One of the initially disturbing - but eventually resonant - aspects of Hawkins' views is that disturbances are beneficial:
Every life crisis carries within it the kernels of a reversal, a renewal, an expansion, a leap in consciousness, and a letting go of the old and a birth of the new .. a hidden lesson... Carl Jung [concluded that] there is an inborn drive in the unconscious toward wholeness, completeness, and realization of the Self, and that the unconscious will devise ways and means of bringing this about even if they are traumatic to the conscious mind...
One benefit of a crisis is that it often brings us into familiarity with our shadow .. Once the shadow has been acknowledged, it loses its power... Passing through a life crisis, then, makes us more human, more compassionate, more accepting and understanding of ourselves and others. We no longer have to indulge in making others wrong or making ourselves wrong.
... One major loss can awaken us to the nature of all attachments, and all relationships.
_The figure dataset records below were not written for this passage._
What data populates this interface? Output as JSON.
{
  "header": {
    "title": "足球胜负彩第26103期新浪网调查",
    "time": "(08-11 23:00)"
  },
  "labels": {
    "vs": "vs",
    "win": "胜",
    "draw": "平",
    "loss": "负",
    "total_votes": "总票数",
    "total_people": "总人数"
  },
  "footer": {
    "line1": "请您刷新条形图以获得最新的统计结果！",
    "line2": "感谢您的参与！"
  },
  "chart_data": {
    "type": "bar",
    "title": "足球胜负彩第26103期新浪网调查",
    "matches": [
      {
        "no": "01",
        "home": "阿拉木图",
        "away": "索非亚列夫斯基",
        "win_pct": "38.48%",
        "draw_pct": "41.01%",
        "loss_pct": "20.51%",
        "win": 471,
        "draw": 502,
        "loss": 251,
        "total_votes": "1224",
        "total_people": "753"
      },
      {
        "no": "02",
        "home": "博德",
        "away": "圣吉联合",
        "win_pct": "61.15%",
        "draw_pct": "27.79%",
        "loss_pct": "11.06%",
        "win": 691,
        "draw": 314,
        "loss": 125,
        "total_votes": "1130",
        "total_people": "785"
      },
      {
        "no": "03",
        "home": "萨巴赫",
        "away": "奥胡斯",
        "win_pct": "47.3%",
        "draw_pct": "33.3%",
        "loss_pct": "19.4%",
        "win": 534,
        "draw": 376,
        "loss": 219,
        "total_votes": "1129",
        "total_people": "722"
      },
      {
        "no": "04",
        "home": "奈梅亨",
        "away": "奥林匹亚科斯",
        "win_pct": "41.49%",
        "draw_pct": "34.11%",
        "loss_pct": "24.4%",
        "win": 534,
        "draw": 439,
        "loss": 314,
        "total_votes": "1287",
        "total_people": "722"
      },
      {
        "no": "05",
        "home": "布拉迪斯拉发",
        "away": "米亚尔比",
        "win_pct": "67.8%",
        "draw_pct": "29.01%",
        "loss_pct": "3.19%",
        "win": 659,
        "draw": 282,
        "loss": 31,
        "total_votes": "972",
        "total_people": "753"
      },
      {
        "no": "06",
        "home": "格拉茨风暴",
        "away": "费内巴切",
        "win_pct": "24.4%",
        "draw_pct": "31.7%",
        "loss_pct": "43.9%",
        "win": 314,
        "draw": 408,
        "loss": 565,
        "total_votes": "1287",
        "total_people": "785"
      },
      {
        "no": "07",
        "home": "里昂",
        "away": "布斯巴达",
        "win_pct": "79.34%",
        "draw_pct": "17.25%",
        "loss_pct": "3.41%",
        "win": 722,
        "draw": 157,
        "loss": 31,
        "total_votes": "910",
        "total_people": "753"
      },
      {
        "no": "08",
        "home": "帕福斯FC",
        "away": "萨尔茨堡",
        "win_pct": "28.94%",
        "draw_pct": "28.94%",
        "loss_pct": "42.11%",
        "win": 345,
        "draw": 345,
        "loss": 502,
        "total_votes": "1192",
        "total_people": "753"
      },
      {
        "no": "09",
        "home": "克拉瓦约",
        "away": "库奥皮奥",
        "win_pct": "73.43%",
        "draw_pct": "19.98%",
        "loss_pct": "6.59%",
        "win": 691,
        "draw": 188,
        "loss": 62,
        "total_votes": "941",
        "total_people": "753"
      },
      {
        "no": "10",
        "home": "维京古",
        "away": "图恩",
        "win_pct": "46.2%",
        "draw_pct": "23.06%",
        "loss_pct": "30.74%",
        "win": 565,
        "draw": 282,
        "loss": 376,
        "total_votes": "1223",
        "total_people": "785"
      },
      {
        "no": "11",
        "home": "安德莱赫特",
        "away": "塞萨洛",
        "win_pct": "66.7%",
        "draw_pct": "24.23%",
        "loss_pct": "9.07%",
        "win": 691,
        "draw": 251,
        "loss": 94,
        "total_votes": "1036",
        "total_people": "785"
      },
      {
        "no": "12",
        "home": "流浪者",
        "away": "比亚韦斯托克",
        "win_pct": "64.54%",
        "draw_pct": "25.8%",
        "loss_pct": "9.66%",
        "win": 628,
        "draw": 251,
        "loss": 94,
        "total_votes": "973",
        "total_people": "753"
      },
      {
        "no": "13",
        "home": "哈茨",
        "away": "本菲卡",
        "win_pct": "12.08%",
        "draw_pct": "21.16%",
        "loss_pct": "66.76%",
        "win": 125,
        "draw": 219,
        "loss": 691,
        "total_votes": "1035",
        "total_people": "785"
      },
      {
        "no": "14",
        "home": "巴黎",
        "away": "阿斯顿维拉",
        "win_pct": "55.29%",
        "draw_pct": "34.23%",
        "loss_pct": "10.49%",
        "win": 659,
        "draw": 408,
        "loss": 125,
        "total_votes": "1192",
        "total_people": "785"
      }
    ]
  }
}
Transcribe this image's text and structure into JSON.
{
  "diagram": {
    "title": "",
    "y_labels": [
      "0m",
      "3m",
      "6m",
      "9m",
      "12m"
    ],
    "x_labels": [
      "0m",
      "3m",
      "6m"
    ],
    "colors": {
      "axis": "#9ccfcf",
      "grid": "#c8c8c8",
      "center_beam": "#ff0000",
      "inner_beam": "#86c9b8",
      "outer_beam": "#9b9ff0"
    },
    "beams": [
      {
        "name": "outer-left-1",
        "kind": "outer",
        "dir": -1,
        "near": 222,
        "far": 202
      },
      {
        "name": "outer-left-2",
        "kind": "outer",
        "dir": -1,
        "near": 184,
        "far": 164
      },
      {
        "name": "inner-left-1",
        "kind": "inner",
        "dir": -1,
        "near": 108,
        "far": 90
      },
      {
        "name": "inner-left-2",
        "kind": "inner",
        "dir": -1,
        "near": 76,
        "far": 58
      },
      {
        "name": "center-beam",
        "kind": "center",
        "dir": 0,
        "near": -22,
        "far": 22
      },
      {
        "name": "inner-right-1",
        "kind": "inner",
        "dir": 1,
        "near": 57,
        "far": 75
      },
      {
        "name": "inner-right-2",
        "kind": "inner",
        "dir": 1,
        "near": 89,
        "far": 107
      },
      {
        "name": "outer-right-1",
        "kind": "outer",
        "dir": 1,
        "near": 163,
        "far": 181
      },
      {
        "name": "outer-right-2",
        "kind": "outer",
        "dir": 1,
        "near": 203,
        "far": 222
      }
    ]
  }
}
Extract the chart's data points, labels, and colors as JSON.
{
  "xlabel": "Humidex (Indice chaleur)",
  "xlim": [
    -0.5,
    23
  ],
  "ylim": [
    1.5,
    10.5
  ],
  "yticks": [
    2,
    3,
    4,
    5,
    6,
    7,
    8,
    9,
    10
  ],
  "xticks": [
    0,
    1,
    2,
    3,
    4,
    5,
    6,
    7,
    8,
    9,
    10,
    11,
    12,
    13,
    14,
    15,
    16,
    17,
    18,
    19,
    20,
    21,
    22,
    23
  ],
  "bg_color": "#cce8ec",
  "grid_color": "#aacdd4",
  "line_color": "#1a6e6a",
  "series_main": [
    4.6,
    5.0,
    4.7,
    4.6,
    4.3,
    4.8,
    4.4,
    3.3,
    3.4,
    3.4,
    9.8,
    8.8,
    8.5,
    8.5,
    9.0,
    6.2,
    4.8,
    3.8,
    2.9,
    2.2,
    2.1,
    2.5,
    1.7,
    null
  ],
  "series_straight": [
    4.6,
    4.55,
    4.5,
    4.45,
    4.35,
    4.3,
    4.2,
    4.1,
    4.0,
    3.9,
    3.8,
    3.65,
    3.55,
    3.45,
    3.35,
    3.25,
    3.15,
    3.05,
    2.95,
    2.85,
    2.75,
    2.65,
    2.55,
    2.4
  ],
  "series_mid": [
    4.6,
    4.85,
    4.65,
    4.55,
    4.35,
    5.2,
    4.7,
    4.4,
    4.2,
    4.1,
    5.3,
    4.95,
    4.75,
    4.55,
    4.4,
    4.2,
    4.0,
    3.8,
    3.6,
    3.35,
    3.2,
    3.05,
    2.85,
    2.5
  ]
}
Indeed, I am hoping this journey through unresolved grief I started over a year ago is serving to awaken me to a higher state of enlightenment. The theme of crises and breakdowns facilitating growth has played a significant role in this awakening, and is a concept into which I plan to delve more deeply in a future post.
For now, I'll conclude with two other sources of inspiration for letting go that I revisit regularly. One is a brief passage by Tilopa shared in a guided meditation by Tara Brach - who regularly encourages attending to feelings in the body and letting go of thoughts in the mind - on Relaxing Open.
Let go of what has passed.
Let go of what may come.
Let go of what is happening now.
Don’t try to figure anything out.
Don’t try to make anything happen.
Relax, right now, and rest.
The other is a poem by Danna Faulds, from her book, Go In and In: Poems from the Heart of Yoga, which I read nearly every day.
Let go of the ways you thought life
would unfold; the holding of plans
or dreams or expectations – Let it
all go. Save your strength to swim
with the tide. The choice to fight
what is here before you now will
only result in struggle, fear, and
desperate attempts to flee from the
very energy you long for. Let go.
Let it all go and flow with the grace
that washes through your days whether
you receive it gently or with all your
quills raised to defend against invaders.
Take this on faith; the mind may never
find the explanations that it seeks, but
you will move forward nonetheless.
Let go, and the wave’s crest will carry
you to unknown shores, beyond your
wildest dreams or destinations. Let it
all go and find the place of rest and
peace, and certain transformation.
I continue to find it hard to accept that "the mind may never find the explanations that it seeks", but perhaps I'm moving forward, nonetheless.